Solution: Don't apply additional quantization to pre-quantized models

Issue: Model outputs incorrect or garbled text

Solution: Ensure cache_implementation="static" is used in generation

Issue: Memory errors during loading

Solution: Use low_cpu_mem_usage=True and appropriate device mapping

Issue: Slow inference

Solution:

  1. Use cache_implementation="static"
  2. Consider using torch.compile for additional speedup
  3. Monitor memory usage

Model Structure

Your model repository should have this structure:

Tonic/petite-elle-L-aime-3-sft/
β”œβ”€β”€ int4/
β”‚   β”œβ”€β”€ config.json
β”‚   β”œβ”€β”€ pytorch_model.bin
β”‚   β”œβ”€β”€ tokenizer.json
β”‚   └── ...
β”œβ”€β”€ README.md
└── ...

Deployment Notes

  1. No Additional Quantization: The model is already quantized
  2. Cache Implementation: Always use cache_implementation="static"
  3. Memory Monitoring: Pre-quantized models use less memory
  4. Performance: Optimized for deployment without quantization overhead

Troubleshooting

Check Model Quantization

# Check if model is quantized
for name, module in model.named_modules():
    if hasattr(module, 'weight') and module.weight.dtype != torch.float32:
        print(f"{name}: {module.weight.dtype}")

Memory Usage

import torch
print(f"GPU Memory: {torch.cuda.memory_allocated() / 1024**3:.2f} GB")

Verify Model Loading

# Check model config
print(f"Model dtype: {model.dtype}")
print(f"Model device: {model.device}")

Alternative: TorchAO Quantization

If you want to use TorchAO quantization instead of pre-quantized models:

  1. Load the base model (not from int4 subfolder)
  2. Apply TorchAO quantization during loading
  3. Use appropriate quantization configs for your device
from transformers import TorchAoConfig
from torchao.quantization import Int4WeightOnlyConfig

quant_config = Int4WeightOnlyConfig(group_size=128)
quantization_config = TorchAoConfig(quant_type=quant_config)
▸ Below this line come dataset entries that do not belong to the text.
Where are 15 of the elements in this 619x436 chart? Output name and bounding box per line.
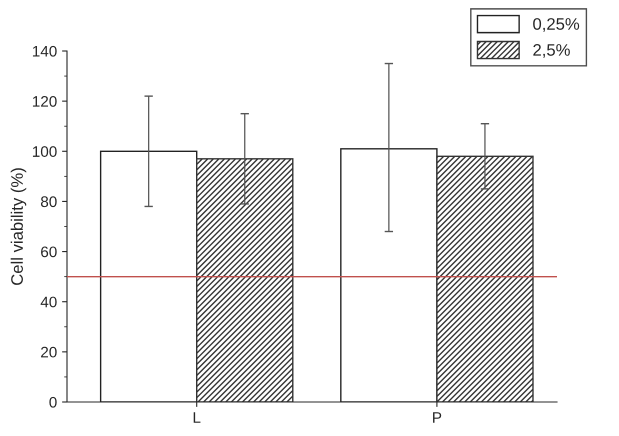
legend-label: 2,5% <box>533 44 570 58</box>
y-tick-label: 100 <box>32 146 57 157</box>
bar <box>436 156 534 402</box>
y-tick-label: 140 <box>32 46 57 57</box>
y-tick-label: 20 <box>41 346 57 358</box>
y-tick-label: 120 <box>32 96 57 107</box>
x-tick-label: P <box>433 412 442 423</box>
legend-label: 0,25% <box>533 18 580 32</box>
x-tick-label: L <box>194 412 200 423</box>
bar <box>196 158 294 402</box>
y-tick-label: 60 <box>41 246 57 258</box>
y-tick-label: 0 <box>49 396 57 408</box>
y-axis-title: Cell viability (%) <box>10 168 26 285</box>
y-tick-label: 40 <box>40 296 57 308</box>
y-tick-label: 80 <box>40 196 57 208</box>
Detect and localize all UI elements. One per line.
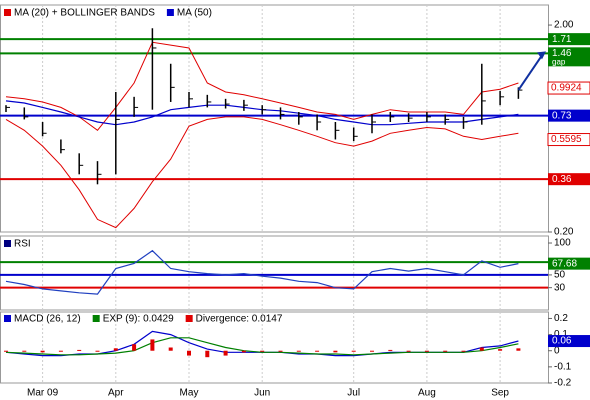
legend-swatch [4, 315, 11, 322]
y-tick-label: 50 [554, 270, 566, 281]
panel-frame [0, 235, 549, 311]
level-label: 1.46 [552, 48, 572, 59]
last-value-box [548, 257, 590, 270]
divergence-bar [77, 349, 82, 351]
x-tick-label: Jun [254, 388, 270, 399]
price-label: 0.5595 [551, 134, 582, 145]
divergence-bar [443, 350, 448, 352]
annotation: gap [552, 57, 566, 66]
y-tick-label: 0.20 [554, 227, 574, 238]
level-label-box [548, 33, 590, 46]
x-tick-label: Jul [347, 388, 360, 399]
projection-arrow-head [537, 51, 546, 60]
y-tick-label: -0.2 [554, 378, 572, 389]
legend-label: Divergence: 0.0147 [196, 314, 283, 325]
legend-label: MACD (26, 12) [14, 314, 81, 325]
price-label-box [547, 133, 590, 147]
divergence-bar [315, 350, 320, 352]
divergence-bar [241, 350, 246, 353]
divergence-bar [22, 350, 27, 352]
level-label: 1.71 [552, 34, 572, 45]
divergence-bar [351, 350, 356, 352]
divergence-bar [113, 348, 118, 351]
divergence-bar [223, 350, 228, 356]
last-value: 0.06 [552, 336, 572, 347]
projection-arrow [517, 54, 543, 91]
divergence-bar [187, 350, 191, 356]
divergence-bar [516, 348, 521, 351]
x-tick-label: Aug [418, 388, 436, 399]
legend-swatch [166, 9, 174, 16]
y-tick-label: 0.1 [554, 329, 568, 340]
panel-frame [0, 4, 549, 233]
macd-line [5, 337, 519, 356]
indicator-line [5, 41, 519, 131]
y-tick-label: 30 [554, 282, 566, 293]
divergence-bar [370, 350, 374, 352]
x-tick-label: Sep [491, 388, 509, 399]
annotation-box [548, 58, 590, 67]
last-value: 67.68 [552, 258, 577, 269]
divergence-bar [150, 339, 155, 351]
level-label: 0.36 [552, 174, 572, 185]
divergence-bar [388, 349, 393, 351]
legend-swatch [185, 315, 193, 322]
y-tick-label: 0 [554, 345, 560, 356]
legend-label: MA (20) + BOLLINGER BANDS [14, 8, 155, 19]
divergence-bar [205, 350, 210, 358]
y-tick-label: -0.1 [554, 362, 572, 373]
divergence-bar [278, 350, 283, 352]
level-label-box [548, 173, 590, 186]
legend-swatch [92, 315, 100, 322]
x-tick-label: May [180, 388, 199, 399]
divergence-bar [461, 350, 466, 352]
divergence-bar [168, 347, 173, 351]
legend-swatch [4, 240, 11, 247]
price-label: 0.9924 [551, 83, 582, 94]
divergence-bar [498, 349, 503, 351]
y-tick-label: 0.2 [554, 313, 568, 324]
divergence-bar [333, 350, 338, 353]
x-tick-label: Apr [108, 388, 124, 399]
divergence-bar [296, 350, 301, 352]
divergence-bar [40, 350, 45, 353]
divergence-bar [260, 350, 265, 352]
y-tick-label: 2.00 [554, 20, 574, 31]
level-label-box [548, 47, 590, 60]
legend-label: MA (50) [177, 8, 212, 19]
divergence-bar [479, 347, 484, 351]
divergence-bar [424, 350, 429, 352]
indicator-line [5, 116, 519, 229]
x-tick-label: Mar 09 [27, 388, 59, 399]
divergence-bar [95, 350, 100, 352]
legend-swatch [4, 9, 11, 16]
y-tick-label: 100 [554, 238, 571, 249]
panel-title: RSI [14, 239, 31, 250]
legend-label: EXP (9): 0.0429 [103, 314, 174, 325]
divergence-bar [132, 344, 137, 351]
last-value-box [548, 335, 590, 348]
divergence-bar [406, 350, 411, 352]
panel-frame [0, 311, 549, 384]
price-label-box [547, 81, 590, 95]
rsi-line [5, 249, 519, 295]
level-label: 0.73 [552, 110, 572, 121]
divergence-bar [58, 350, 63, 352]
level-label-box [548, 109, 590, 122]
divergence-bar [4, 350, 8, 352]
model = AutoModelForCausalLM.from_pretrained(
    model_id,  # Not subfolder="int4"
    quantization_config=quantization_config,
    device_map="auto",
    torch_dtype=torch.float32,
)

This implementation ensures proper handling of pre-quantized models without quantization conflicts, with the critical cache_implementation="static" parameter for correct generation.